Jannik Vestergaard (Borussia Monchengladbach to Southampton, £22.1m)
Southampton struggled after losing Virgil van Dijk and, among many other issues, their defensive problems contributed to their slide down the table in 2017/18.
But they’ve addressed it. Vestergaard is an obelisk of a defender, more Trojan war hero than footballer, and he’ll be an enormous presence in both penalty boxes this season. Fantasy football players: Saints set-pieces will almost certainly lead to goals. Put it this way: he’s a strong defender and is the same height as Peter Crouch. In the mixer!
Ben Gibson (Middlesbrough to Burnley, £15m)
Middlesbrough were relegated in 2016/17, but that was really more to do with how offensively anaemic they were. For the most part, they defended pretty well - and Gibson was part of that.
Now he’s got a good move to Burnley. Back in the Premier League, of course, but also into a side which he’ll likely be perfect for.
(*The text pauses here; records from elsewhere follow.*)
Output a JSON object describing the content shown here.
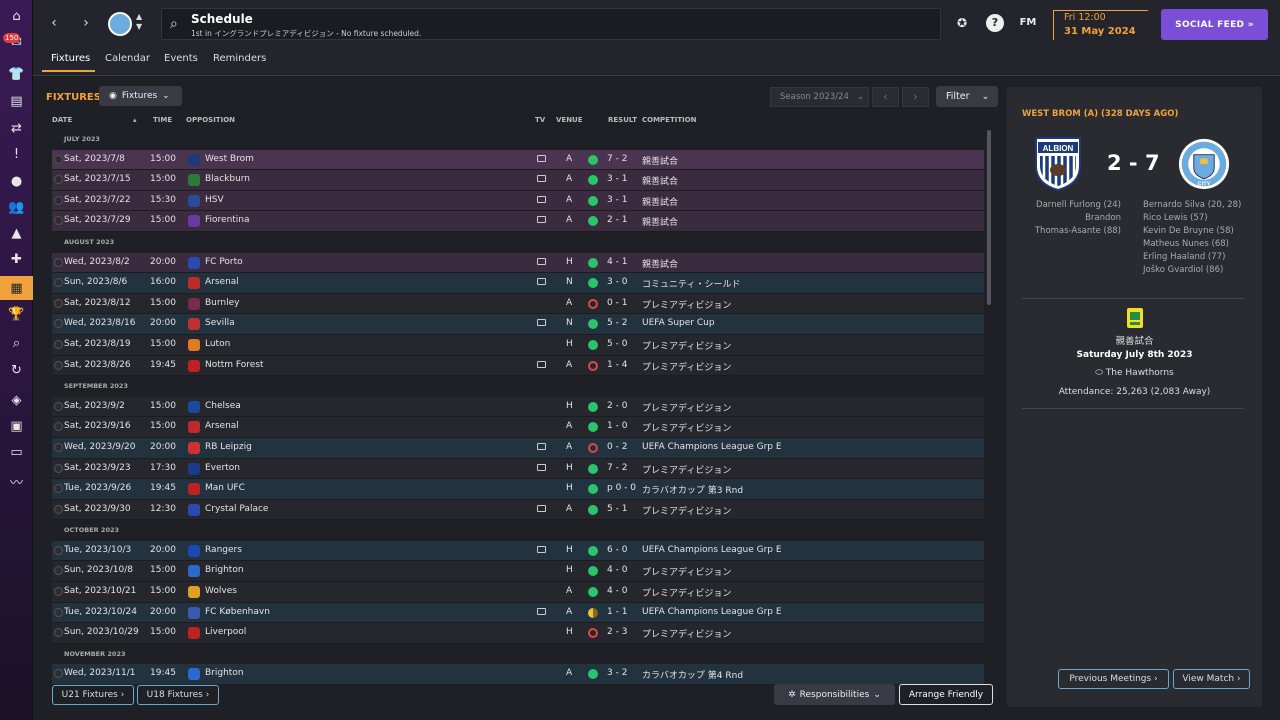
{
  "sidebar": {
    "badge": "150",
    "items": [
      "home-icon",
      "inbox-icon",
      "squad-icon",
      "documents-icon",
      "transfers-icon",
      "reports-icon",
      "ball-icon",
      "staff-icon",
      "training-icon",
      "medical-icon",
      "schedule-icon",
      "competitions-icon",
      "scouting-icon",
      "refresh-icon",
      "club-icon",
      "finance-icon",
      "tickets-icon",
      "analysis-icon"
    ]
  },
  "header": {
    "title": "Schedule",
    "subtitle": "1st in イングランドプレミアディビジョン - No fixture scheduled.",
    "date_day": "Fri 12:00",
    "date_full": "31 May 2024",
    "fm_label": "FM",
    "social_feed": "SOCIAL FEED  »"
  },
  "tabs": [
    "Fixtures",
    "Calendar",
    "Events",
    "Reminders"
  ],
  "toolbar": {
    "title": "FIXTURES",
    "view_dropdown": "Fixtures",
    "season": "Season 2023/24",
    "filter": "Filter"
  },
  "columns": {
    "date": "DATE",
    "time": "TIME",
    "opposition": "OPPOSITION",
    "tv": "TV",
    "venue": "VENUE",
    "result": "RESULT",
    "competition": "COMPETITION"
  },
  "fixtures": [
    {
      "group": "JULY 2023"
    },
    {
      "date": "Sat, 2023/7/8",
      "time": "15:00",
      "opp": "West Brom",
      "badge": "#1e3a7a",
      "tv": true,
      "venue": "A",
      "res": "w",
      "score": "7 - 2",
      "comp": "親善試合",
      "style": "pink sel"
    },
    {
      "date": "Sat, 2023/7/15",
      "time": "15:00",
      "opp": "Blackburn",
      "badge": "#2a7a3a",
      "tv": true,
      "venue": "A",
      "res": "w",
      "score": "3 - 1",
      "comp": "親善試合",
      "style": "pink"
    },
    {
      "date": "Sat, 2023/7/22",
      "time": "15:30",
      "opp": "HSV",
      "badge": "#2a4a9a",
      "tv": true,
      "venue": "A",
      "res": "w",
      "score": "3 - 1",
      "comp": "親善試合",
      "style": "pink"
    },
    {
      "date": "Sat, 2023/7/29",
      "time": "15:00",
      "opp": "Fiorentina",
      "badge": "#6a3aa0",
      "tv": true,
      "venue": "A",
      "res": "w",
      "score": "2 - 1",
      "comp": "親善試合",
      "style": "pink"
    },
    {
      "group": "AUGUST 2023"
    },
    {
      "date": "Wed, 2023/8/2",
      "time": "20:00",
      "opp": "FC Porto",
      "badge": "#2a4ab0",
      "tv": true,
      "venue": "H",
      "res": "w",
      "score": "4 - 1",
      "comp": "親善試合",
      "style": "pink"
    },
    {
      "date": "Sun, 2023/8/6",
      "time": "16:00",
      "opp": "Arsenal",
      "badge": "#c02a2a",
      "tv": true,
      "venue": "N",
      "res": "w",
      "score": "3 - 0",
      "comp": "コミュニティ・シールド",
      "style": "blue"
    },
    {
      "date": "Sat, 2023/8/12",
      "time": "15:00",
      "opp": "Burnley",
      "badge": "#7a2a4a",
      "tv": false,
      "venue": "A",
      "res": "l",
      "score": "0 - 1",
      "comp": "プレミアディビジョン",
      "style": "dark"
    },
    {
      "date": "Wed, 2023/8/16",
      "time": "20:00",
      "opp": "Sevilla",
      "badge": "#c03030",
      "tv": true,
      "venue": "N",
      "res": "w",
      "score": "5 - 2",
      "comp": "UEFA Super Cup",
      "style": "blue"
    },
    {
      "date": "Sat, 2023/8/19",
      "time": "15:00",
      "opp": "Luton",
      "badge": "#e07a20",
      "tv": false,
      "venue": "H",
      "res": "w",
      "score": "5 - 0",
      "comp": "プレミアディビジョン",
      "style": "dark"
    },
    {
      "date": "Sat, 2023/8/26",
      "time": "19:45",
      "opp": "Nottm Forest",
      "badge": "#c02020",
      "tv": true,
      "venue": "A",
      "res": "l",
      "score": "1 - 4",
      "comp": "プレミアディビジョン",
      "style": "dark"
    },
    {
      "group": "SEPTEMBER 2023"
    },
    {
      "date": "Sat, 2023/9/2",
      "time": "15:00",
      "opp": "Chelsea",
      "badge": "#1a4aa0",
      "tv": false,
      "venue": "H",
      "res": "w",
      "score": "2 - 0",
      "comp": "プレミアディビジョン",
      "style": "dark"
    },
    {
      "date": "Sat, 2023/9/16",
      "time": "15:00",
      "opp": "Arsenal",
      "badge": "#c02a2a",
      "tv": false,
      "venue": "A",
      "res": "w",
      "score": "1 - 0",
      "comp": "プレミアディビジョン",
      "style": "dark"
    },
    {
      "date": "Wed, 2023/9/20",
      "time": "20:00",
      "opp": "RB Leipzig",
      "badge": "#d03030",
      "tv": true,
      "venue": "A",
      "res": "l",
      "score": "0 - 2",
      "comp": "UEFA Champions League Grp E",
      "style": "blue"
    },
    {
      "date": "Sat, 2023/9/23",
      "time": "17:30",
      "opp": "Everton",
      "badge": "#1a3a90",
      "tv": true,
      "venue": "H",
      "res": "w",
      "score": "7 - 2",
      "comp": "プレミアディビジョン",
      "style": "dark"
    },
    {
      "date": "Tue, 2023/9/26",
      "time": "19:45",
      "opp": "Man UFC",
      "badge": "#c02020",
      "tv": false,
      "venue": "H",
      "res": "w",
      "score": "p 0 - 0",
      "comp": "カラバオカップ 第3 Rnd",
      "style": "blue"
    },
    {
      "date": "Sat, 2023/9/30",
      "time": "12:30",
      "opp": "Crystal Palace",
      "badge": "#2a4ab0",
      "tv": true,
      "venue": "A",
      "res": "w",
      "score": "5 - 1",
      "comp": "プレミアディビジョン",
      "style": "dark"
    },
    {
      "group": "OCTOBER 2023"
    },
    {
      "date": "Tue, 2023/10/3",
      "time": "20:00",
      "opp": "Rangers",
      "badge": "#1a4ab0",
      "tv": true,
      "venue": "H",
      "res": "w",
      "score": "6 - 0",
      "comp": "UEFA Champions League Grp E",
      "style": "blue"
    },
    {
      "date": "Sun, 2023/10/8",
      "time": "15:00",
      "opp": "Brighton",
      "badge": "#2a6ad0",
      "tv": false,
      "venue": "H",
      "res": "w",
      "score": "4 - 0",
      "comp": "プレミアディビジョン",
      "style": "dark"
    },
    {
      "date": "Sat, 2023/10/21",
      "time": "15:00",
      "opp": "Wolves",
      "badge": "#e0a020",
      "tv": false,
      "venue": "A",
      "res": "w",
      "score": "4 - 0",
      "comp": "プレミアディビジョン",
      "style": "dark"
    },
    {
      "date": "Tue, 2023/10/24",
      "time": "20:00",
      "opp": "FC København",
      "badge": "#3a5ab0",
      "tv": true,
      "venue": "A",
      "res": "d",
      "score": "1 - 1",
      "comp": "UEFA Champions League Grp E",
      "style": "blue"
    },
    {
      "date": "Sun, 2023/10/29",
      "time": "15:00",
      "opp": "Liverpool",
      "badge": "#c02020",
      "tv": false,
      "venue": "H",
      "res": "l",
      "score": "2 - 3",
      "comp": "プレミアディビジョン",
      "style": "dark"
    },
    {
      "group": "NOVEMBER 2023"
    },
    {
      "date": "Wed, 2023/11/1",
      "time": "19:45",
      "opp": "Brighton",
      "badge": "#2a6ad0",
      "tv": false,
      "venue": "A",
      "res": "w",
      "score": "3 - 2",
      "comp": "カラバオカップ 第4 Rnd",
      "style": "blue"
    }
  ],
  "footer": {
    "u21": "U21 Fixtures ›",
    "u18": "U18 Fixtures ›",
    "responsibilities": "Responsibilities",
    "arrange": "Arrange Friendly"
  },
  "panel": {
    "title": "WEST BROM (A) (328 DAYS AGO)",
    "score": "2 - 7",
    "home_crest_text": "ALBION",
    "away_crest_text": "CITY",
    "home_scorers": [
      "Darnell Furlong (24)",
      "Brandon",
      "Thomas-Asante (88)"
    ],
    "away_scorers": [
      "Bernardo Silva (20, 28)",
      "Rico Lewis (57)",
      "Kevin De Bruyne (58)",
      "Matheus Nunes (68)",
      "Erling Haaland (77)",
      "Joško Gvardiol (86)"
    ],
    "competition": "親善試合",
    "match_date": "Saturday July 8th 2023",
    "stadium": "The Hawthorns",
    "attendance": "Attendance: 25,263 (2,083 Away)",
    "prev_meetings": "Previous Meetings ›",
    "view_match": "View Match ›"
  },
  "colors": {
    "accent": "#f0a23b",
    "social": "#7a4fd6",
    "win": "#2bc36b",
    "loss": "#e04848"
  }
}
Sean Dyche’s side are built on organisation and centre-halves nearly always seemed to thrive under him – he turned James Tarkowski into an England player after all – and there’s no reason to believe that Gibson doesn’t now have an international future himself.
£15m is a lot of money for Burnley, but in a proper context, it’s a great deal for a 25-year-old British player who will only get better in a nurturing environment.